Ciel

Nous nous sommes réveillées à Aulnay-sous-bois ce matin-là, sommes descendues dans la rue parce qu’il n’y avait plus de lumière par la fenêtre, le ciel était si jaune et bas, nous n’avons pas compris tout de suite ce qui se dévoilait là. Nous marchions en silence et tout autour était ensemencé de rouge, rouge la rue sanguinolante non pas de sang – le sang de l’Est qui serait venu balayer l’Europe pour y couler à nos portes, pour marquer nos maisons encore debout du sceau de la mort, juste pour faire comprendre, parce que nous nous bouchions les oreilles dans le raffut des bombes qui tournoyaient et incendiaient les rues tout là-bas, non pas le sang de l’Est qui se serait envolé par millions de gouttes pour venir sécher sur nos fenêtres, ce matin-là c’était autre chose, c’était le ciel, cela venait d’en haut.
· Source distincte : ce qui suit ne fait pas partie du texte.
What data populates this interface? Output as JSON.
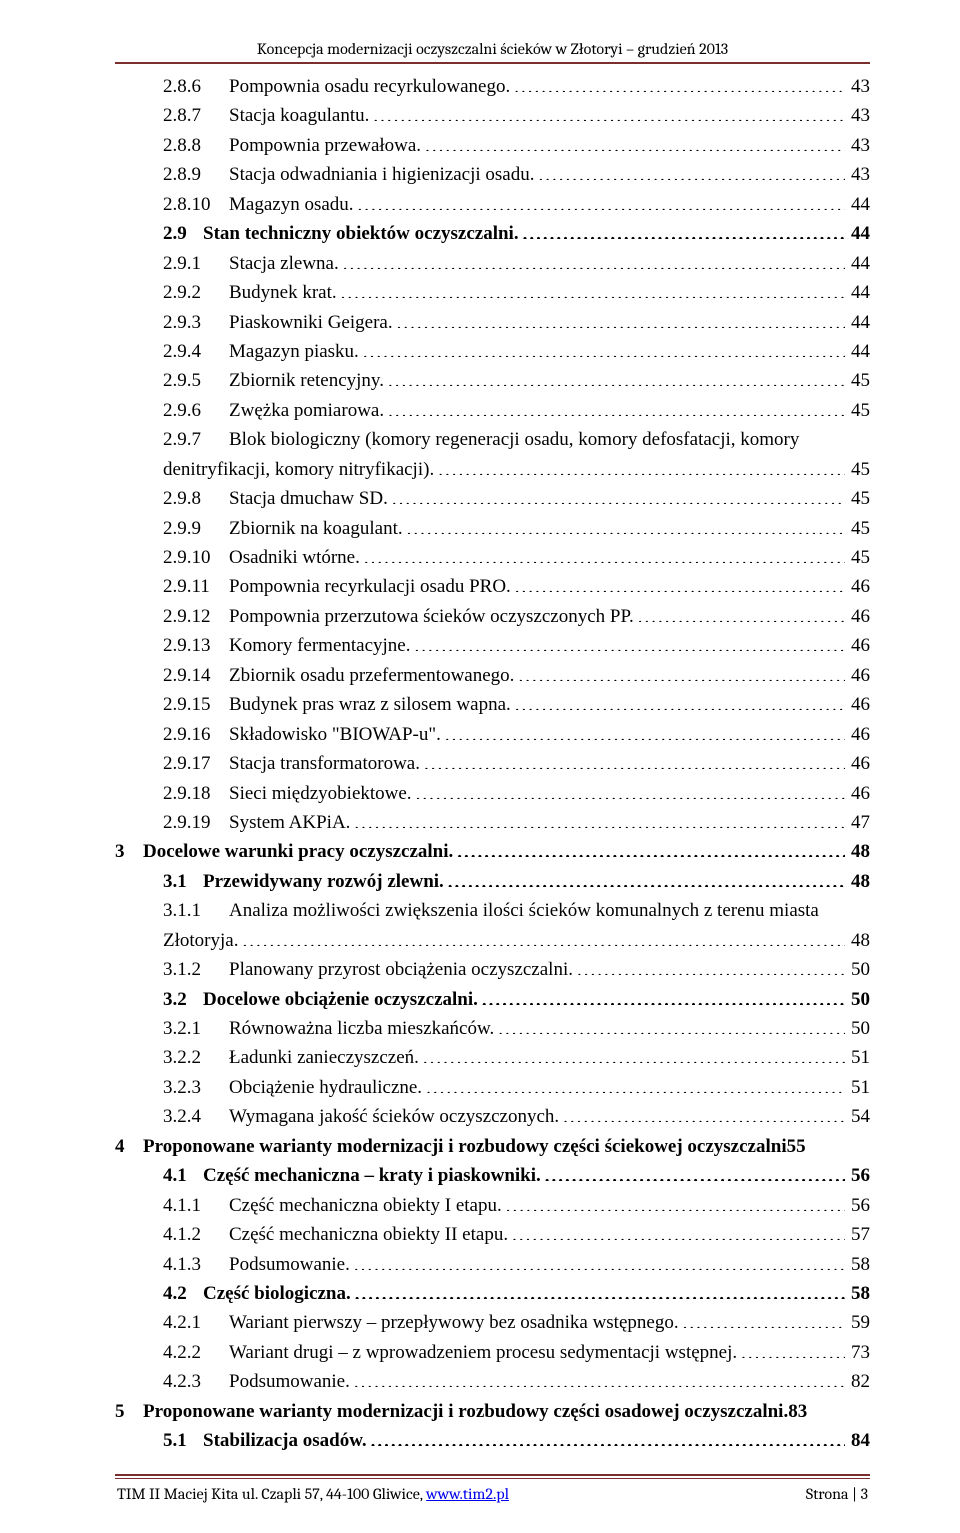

Il était lourd et jaune, un gravas de quelque chose sur nos têtes, cet air peuplé de souffre pouvait descendre dans les rues, nous suivre et nous croiser mille fois dans tous les sens, rentrer dans les voies respiratoires, nous qui ne cessions de regarder ce qui circulait à peine, mais tournait légèrement comme le ciel marche à la même vitesse, et rejoint les gens qui s’interpellent à l’angle des trottoirs, se tassant contre les arbres, comme la pluie avait tout tassé, par plaques de boues contre les carrosseries, les vitres et les rétroviseurs, pleurs de rouge sur les murs, des raies rouges de suie rouge rentrées aux interstices des fenêtres, qu’elles portaient comme un masque, un masque en bois rouge étrangement exotique mais qui ne souriait pas, avec ses traits indirects, flanchés bancals, mal orthographiés, des larmes de pluie sale, toute la rue sortie d’un rodéo embourbé, nuit à sillonner la campagne, fugue traversière, course-poursuite dans la gadoue, mais les pneus ne gardaient aucune trace d’escapade, c’était autre chose. Les nuages étaient d’un autre poids que le jour, ocres, lourds de poussières. Alors Valérie me retint par la main, immense et rouge, leva le bras dans la brume qui marchait vers nous, retint l’éclat qui voulait sortir comme une cascade surgit de la roche qui la contient pendant des siècles, ne dessert pas les dents avant d’y croire. C’est le sable, me dit-elle, le sable rouge du Sahara.